Lowney graduated magna cum laude with a degree in history from Boston College. She learned Spanish in order to assist Spanish-speaking clients at Planned Parenthood, where she worked as a receptionist. (“I’m not even sure some of the Spanish-speaking clients knew they were calling Planned Parenthood,” one of her co-workers remembered, according to a Boston Globe report. “But they knew to ask for Shannon.”)
Shannon believed in the right to an abortion and routinely braved the gauntlet of protesters on her way to work. She moved to Maine for a little while, where she took a job counseling children about sexual abuse, but then returned to the Boston area, where she applied to a master’s program at the Boston University School of Social Work and resumed her job at the Planned Parenthood clinic in Brookline.
She didn’t feel well on the morning of Dec. 30, 1994. “She was sick, and I told her to stay home, but it was just typical of her that she was afraid that somebody would call and not be able to get the help they need,” her boyfriend at the time, David Keene, later recalled in a PBS interview.

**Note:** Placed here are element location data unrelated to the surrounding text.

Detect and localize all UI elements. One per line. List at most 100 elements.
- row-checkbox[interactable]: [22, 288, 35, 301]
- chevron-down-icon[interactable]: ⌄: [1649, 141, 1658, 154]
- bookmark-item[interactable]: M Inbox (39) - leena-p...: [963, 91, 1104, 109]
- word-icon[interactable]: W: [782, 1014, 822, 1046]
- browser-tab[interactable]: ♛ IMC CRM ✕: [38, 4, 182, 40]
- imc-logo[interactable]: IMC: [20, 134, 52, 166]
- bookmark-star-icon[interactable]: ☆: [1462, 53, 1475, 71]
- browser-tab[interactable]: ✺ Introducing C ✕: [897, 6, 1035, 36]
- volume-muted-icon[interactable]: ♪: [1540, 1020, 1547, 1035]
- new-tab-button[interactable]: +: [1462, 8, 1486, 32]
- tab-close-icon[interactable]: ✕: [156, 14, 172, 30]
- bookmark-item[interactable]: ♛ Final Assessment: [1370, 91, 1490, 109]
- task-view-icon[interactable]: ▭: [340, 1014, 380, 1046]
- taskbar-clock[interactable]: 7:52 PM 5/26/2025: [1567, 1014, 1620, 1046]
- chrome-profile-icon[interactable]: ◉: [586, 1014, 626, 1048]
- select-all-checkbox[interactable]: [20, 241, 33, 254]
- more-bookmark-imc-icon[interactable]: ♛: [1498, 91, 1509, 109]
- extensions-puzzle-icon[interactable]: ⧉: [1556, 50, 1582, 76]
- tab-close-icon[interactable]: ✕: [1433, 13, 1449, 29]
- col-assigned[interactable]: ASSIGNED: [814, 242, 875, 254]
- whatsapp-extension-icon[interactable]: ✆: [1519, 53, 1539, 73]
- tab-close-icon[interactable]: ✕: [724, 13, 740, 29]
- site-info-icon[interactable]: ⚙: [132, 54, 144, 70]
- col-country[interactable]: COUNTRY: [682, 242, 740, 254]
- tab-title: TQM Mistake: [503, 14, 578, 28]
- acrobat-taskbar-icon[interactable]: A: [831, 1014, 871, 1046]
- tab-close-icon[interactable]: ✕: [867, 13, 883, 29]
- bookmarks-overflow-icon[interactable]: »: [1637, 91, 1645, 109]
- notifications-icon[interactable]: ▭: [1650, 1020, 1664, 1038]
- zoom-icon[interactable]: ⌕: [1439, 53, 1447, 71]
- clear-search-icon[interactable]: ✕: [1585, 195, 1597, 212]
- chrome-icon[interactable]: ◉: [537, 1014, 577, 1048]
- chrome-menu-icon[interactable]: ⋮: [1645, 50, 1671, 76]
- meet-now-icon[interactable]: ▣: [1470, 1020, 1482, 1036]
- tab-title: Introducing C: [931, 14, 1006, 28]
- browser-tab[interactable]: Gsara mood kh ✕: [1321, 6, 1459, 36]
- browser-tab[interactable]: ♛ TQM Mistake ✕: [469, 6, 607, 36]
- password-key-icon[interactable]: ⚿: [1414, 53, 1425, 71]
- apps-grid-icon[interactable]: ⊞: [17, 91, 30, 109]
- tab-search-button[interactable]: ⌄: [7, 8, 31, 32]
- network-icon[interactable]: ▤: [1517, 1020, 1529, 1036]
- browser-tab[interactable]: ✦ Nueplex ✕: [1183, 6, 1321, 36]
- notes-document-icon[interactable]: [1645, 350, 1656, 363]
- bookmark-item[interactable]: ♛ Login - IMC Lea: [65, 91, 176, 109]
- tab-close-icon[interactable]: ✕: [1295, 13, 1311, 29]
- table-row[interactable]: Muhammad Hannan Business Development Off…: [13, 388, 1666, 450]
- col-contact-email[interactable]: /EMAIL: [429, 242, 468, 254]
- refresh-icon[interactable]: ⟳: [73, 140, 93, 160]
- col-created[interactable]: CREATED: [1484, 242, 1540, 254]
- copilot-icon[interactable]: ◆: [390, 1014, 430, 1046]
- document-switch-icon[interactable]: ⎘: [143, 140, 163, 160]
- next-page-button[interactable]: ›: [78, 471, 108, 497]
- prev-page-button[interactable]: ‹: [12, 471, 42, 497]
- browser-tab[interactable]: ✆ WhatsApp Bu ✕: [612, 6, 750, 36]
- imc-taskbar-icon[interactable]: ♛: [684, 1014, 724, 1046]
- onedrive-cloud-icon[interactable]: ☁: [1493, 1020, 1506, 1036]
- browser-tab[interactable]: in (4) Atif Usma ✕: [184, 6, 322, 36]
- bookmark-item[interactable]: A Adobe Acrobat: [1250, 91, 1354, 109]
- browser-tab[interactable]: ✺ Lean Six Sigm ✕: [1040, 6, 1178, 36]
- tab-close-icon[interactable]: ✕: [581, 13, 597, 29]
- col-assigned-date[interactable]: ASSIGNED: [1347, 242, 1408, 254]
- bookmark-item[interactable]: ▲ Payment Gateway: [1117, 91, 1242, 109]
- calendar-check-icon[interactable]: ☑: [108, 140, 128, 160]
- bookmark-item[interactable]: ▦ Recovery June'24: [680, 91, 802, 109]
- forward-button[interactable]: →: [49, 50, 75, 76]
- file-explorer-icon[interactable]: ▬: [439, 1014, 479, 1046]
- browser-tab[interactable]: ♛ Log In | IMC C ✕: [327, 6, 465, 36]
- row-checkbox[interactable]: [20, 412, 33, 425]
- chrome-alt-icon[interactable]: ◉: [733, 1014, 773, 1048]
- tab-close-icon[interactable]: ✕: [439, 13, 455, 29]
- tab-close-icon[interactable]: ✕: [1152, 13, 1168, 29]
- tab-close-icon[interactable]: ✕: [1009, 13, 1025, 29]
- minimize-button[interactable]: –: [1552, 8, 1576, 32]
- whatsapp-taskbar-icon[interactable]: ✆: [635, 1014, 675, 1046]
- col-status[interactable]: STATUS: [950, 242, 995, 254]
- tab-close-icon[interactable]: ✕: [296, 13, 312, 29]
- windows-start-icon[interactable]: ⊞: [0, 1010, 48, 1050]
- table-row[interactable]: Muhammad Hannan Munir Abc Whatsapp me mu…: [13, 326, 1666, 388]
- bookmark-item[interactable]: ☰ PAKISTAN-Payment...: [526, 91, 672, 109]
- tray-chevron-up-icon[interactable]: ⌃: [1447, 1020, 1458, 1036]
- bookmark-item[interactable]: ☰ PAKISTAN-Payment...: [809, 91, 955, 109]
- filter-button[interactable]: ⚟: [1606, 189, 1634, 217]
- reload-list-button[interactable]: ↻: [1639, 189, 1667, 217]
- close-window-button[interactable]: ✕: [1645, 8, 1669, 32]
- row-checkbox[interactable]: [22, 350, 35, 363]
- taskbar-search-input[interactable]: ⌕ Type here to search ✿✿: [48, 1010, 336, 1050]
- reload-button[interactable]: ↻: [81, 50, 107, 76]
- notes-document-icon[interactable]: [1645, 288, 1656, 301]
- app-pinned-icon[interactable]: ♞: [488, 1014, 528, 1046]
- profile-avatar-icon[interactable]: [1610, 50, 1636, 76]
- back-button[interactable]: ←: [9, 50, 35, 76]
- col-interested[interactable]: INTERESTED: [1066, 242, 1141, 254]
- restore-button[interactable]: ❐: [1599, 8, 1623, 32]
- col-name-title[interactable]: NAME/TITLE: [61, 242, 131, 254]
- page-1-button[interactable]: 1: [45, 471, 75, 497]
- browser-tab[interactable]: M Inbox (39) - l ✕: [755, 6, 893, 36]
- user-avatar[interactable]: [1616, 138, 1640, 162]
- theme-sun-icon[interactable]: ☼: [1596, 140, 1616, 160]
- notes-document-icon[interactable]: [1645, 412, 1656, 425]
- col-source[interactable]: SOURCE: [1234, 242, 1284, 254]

“I kissed her goodbye, and she ran across the street, and that’s the last last time I ever saw her.”
For her sister, Meghan, the sequence of events that day is hazy. Someone in the family heard a report on the car radio about a shooting at the clinic, so Meghan, who lived in Connecticut, rushed to her parents’ house in nearby Fairfield and started calling Boston-area hospitals to see if Shannon was a patient. Eventually police arrived at the door.
“You don’t want to open the door because you know that officer has bad news,” Meghan Lowney recalled.
The police told them that a man, later identified as John Salvi, had walked into the Planned Parenthood and opened fire, killing Lowney. He then walked to another nearby clinic, Preterm, and opened fire there, killing another receptionist, 38-year-old Leann Nichols.
Lowney and Nichols, according to reports at the time, had the sad distinction of being the first women assassinated by anti-abortion activists in the U.S.
The following weeks were a blur of memorials and media requests and funerals. Shannon’s 88-year-old grandfather died just hours after being told about her death. (“Perhaps the news of Shannon’s murder was just too much to bear,” Meghan speculated.)
Shannon was a pro-choice Catholic. The Roman Catholic archbishop of Boston, Bernard Cardinal Law, was not pro-choice but did cancel an annual anti-abortion rally in the city after the murders, which he called “unconscionable violence,” adding that the shootings “must not be confused with the millions who advocate a pro-life position in peace.” (Law resigned in disgrace eight years later, after a Boston Globe investigation revealed that for decades he’d covered up widespread child sexual abuse committed by dozens of priests.)
All these years later, it saddens Meghan that her sister’s death, and Nichols’ death, weren’t the last acts of deadly anti-abortion terror.
“I regret that my sister’s murder and our loss of Shannon wasn’t enough to change hearts and minds, and that violence continued and that the pursuit of overturning Roe persisted,” she said.
Meghan hasn’t talked to the press in a long time about her sister’s murder, having developed some skepticism about how useful it was to do so. But when HuffPost contacted her recently, she said she felt like it was time to break her silence.
“What we’ve done isn’t enough,” she said of the battle to preserve a woman’s right to choose. “We’ve all, each of us, got to figure out a way to do more, to risk feeling uncomfortable in trying to be part of a solution, even when we don’t know what the solution is, and that is sometimes what is so uncomfortable about it.”
Still, for someone who lost a loved one to political violence, Meghan has faith in the power of dialogue and suspects the solution to what ails our politics isn’t more division.
“I think the answer isn’t more polarization and more, you know, pointing fingers or more feeling like that person is the ‘other,’ quote unquote, but the opposite: that we have to find ways when we don’t agree to listen and to understand and really try to connect with other people.”